I know how to derive the unconditional variance but I want to show that, for example in a standard (i.e. not mixed with ARCH) ARMA(1,1) that the conditional variance at time t, conditional on information to time t-1, is constant. I assume this is the case because otherwise ARCH wouldn't make sense since it's whole purpose is to introduce non-constant conditional variance.

I think I have an answer but it boils down to something I'm not sure on, goes like this.

$Var(X_t|F_{t-1})=Var(\epsilon_t +(\phi+\theta )\sum_{i=1}^\infty \epsilon_{t-i}|F_{t-1})=Var(\epsilon_t|F_{t-1})=E[\epsilon_t^2|F_{t-1}]$

where I believe that the whole 2nd term:

$(\phi+\theta )\sum_{i=1}^\infty \epsilon_{t-i}$

Is a constant, conditional on $F_{t-1}$, so that just leaves the first term.

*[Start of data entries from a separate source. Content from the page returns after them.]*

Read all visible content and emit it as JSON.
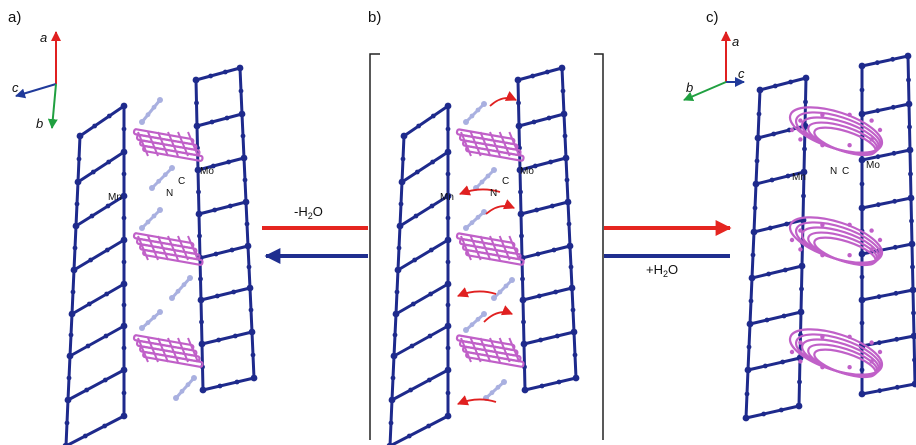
{
  "panels": [
    {
      "label": "a)",
      "axes": [
        {
          "label": "a",
          "color": "#e02020"
        },
        {
          "label": "c",
          "color": "#203a9a"
        },
        {
          "label": "b",
          "color": "#20a040"
        }
      ],
      "atom_labels": {
        "metal1": "Mn",
        "n": "N",
        "c": "C",
        "metal2": "Mo"
      }
    },
    {
      "label": "b)",
      "atom_labels": {
        "metal1": "Mn",
        "n": "N",
        "c": "C",
        "metal2": "Mo"
      }
    },
    {
      "label": "c)",
      "axes": [
        {
          "label": "a",
          "color": "#e02020"
        },
        {
          "label": "c",
          "color": "#203a9a"
        },
        {
          "label": "b",
          "color": "#20a040"
        }
      ],
      "atom_labels": {
        "metal1": "Mn",
        "n": "N",
        "c": "C",
        "metal2": "Mo"
      }
    }
  ],
  "arrows": {
    "dehydration": {
      "prefix": "-H",
      "sub": "2",
      "suffix": "O",
      "color": "#e52520"
    },
    "hydration": {
      "prefix": "+H",
      "sub": "2",
      "suffix": "O",
      "color": "#1f2e8f"
    }
  },
  "colors": {
    "framework": "#1e2a8c",
    "ligand": "#c060c8",
    "cn_group": "#a9b0e0",
    "shift_arrow": "#e02020"
  }
}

At this point can I just assume that the error term at time "t" is independent of $F_{t-1}$ so that:

$E[\epsilon_t^2|F_{t-1}] =E[\epsilon_t^2]=\sigma^2$

This if for a standard ARMA(1,1) i.e

$X_t=\phi_1X_{t-1}+\theta_1\epsilon_{t-1}+\epsilon_t$ with $\epsilon_t$~$WN(0,\sigma^2)$ (not strict white noise)

Please let me know if this is right or if I've made an error.

In ARMA$(p,q)$ $\epsilon_t$'s are independent of each other and $\epsilon_t$ is independent of $X_{t-i}, i\geq 1$, therefore your assumption is correct i.e. $\epsilon_t$ is independent of $F_{t-1}$.